Schwenkel will be using her Fulbright fellowship to conduct research in Vietnam. Her project, “Sensing the City: Multisensory Ethnography of Urban Life in Hồ Chí Minh City” is motivated by her interest in the urban sensorium and sensory encounters with infrastructure. The goal of the project is to understand how embodied sensations shape the ways people experience and navigate Hồ Chí Minh, and how those sensory experiences are managed and disciplined. 

Schwenkel is collaborating with the Department of Anthropology at Vietnam National University, partnering with a team of emerging scholars consisting of graduate students and lecturers to design a series of walking sensory tours that bridge anthropological theory and methods. 

“The primary objective of these walks is to generate a collective sensory inventory of urban life to better understand the sensorial dimensions to urban inequalities. This initiative, which encompasses research, training, and mentorship, seeks to promote greater understanding and exchange between the United States and Vietnam,” said Schwenkel. 

Schwenkel’s research focuses on transnationalism, historical memory, aesthetics, and visual culture in Vietnam. Her recent historical ethnography on the reinvention of the city in the aftermath of U.S. bombing raids, “Building Socialism: The Afterlife of East German Architecture in Urban Vietnam,” published with Duke University Press in 2020, received three book awards.  

Jacqueline Shea Murphy, professor of dance studies

Shea Murphy received  a Queen’s University Belfast Scholar Award in Creative Writing through the Fulbright Program. She will be heading to the Seamus Heaney Centre at Queen’s University in Belfast, North Ireland, where she will undertake two separate but overlapping writing projects. 
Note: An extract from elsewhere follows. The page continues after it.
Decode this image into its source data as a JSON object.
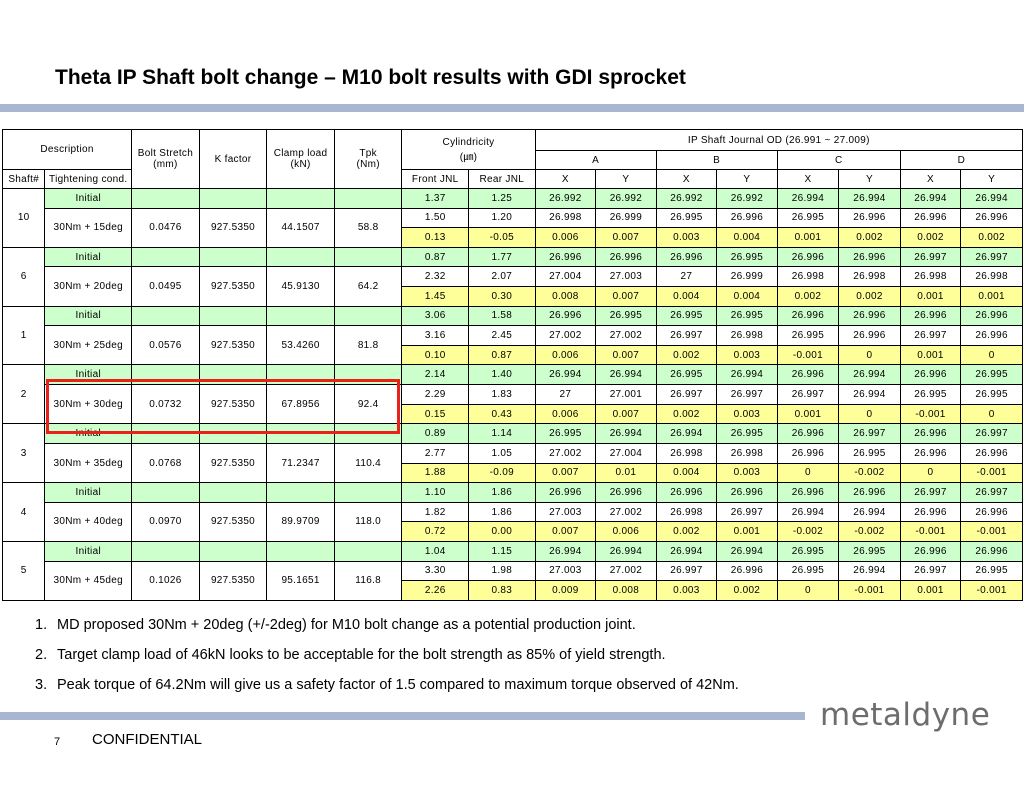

“One is revision of a speculative fiction historical novel for young adults, set in 1846 Ireland. The other is a study of what Irish contemporary dance shows about negotiating space with each other, and what possible futures live on in its grounded, diasporic, migratory, pleasurable enactments,” said Shea Murphy.

In both projects, Shea Murphy will engage with questions around bodies in physical relation, bodies in ancestral relation, and centuries of bodies emigrating and immigrating from a geographic location — the island of Ireland. Both projects turn to how artistic creation can envision — and offer tools for — living beyond coloniality and modernity and the agricultural and climate changes those structures have created, including those changes propelling the massive migrations of past, present, and future.

Shea Murphy focuses on writing about dance-making by Native American and Indigenous dance artists. She earned a doctorate in English from UC Berkeley, a master’s in fiction writing from The Johns Hopkins University Writing Seminars Program, and a bachelor’s from Barnard College of Columbia University. She is the founder of Indigenous Choreographers at Riverside, an annual conference where Indigenous dance artists can come together to share work, connect with each other, and — along with invited scholars, UCR students, and community members — discuss the social, political, and historical implications of indigenous dance.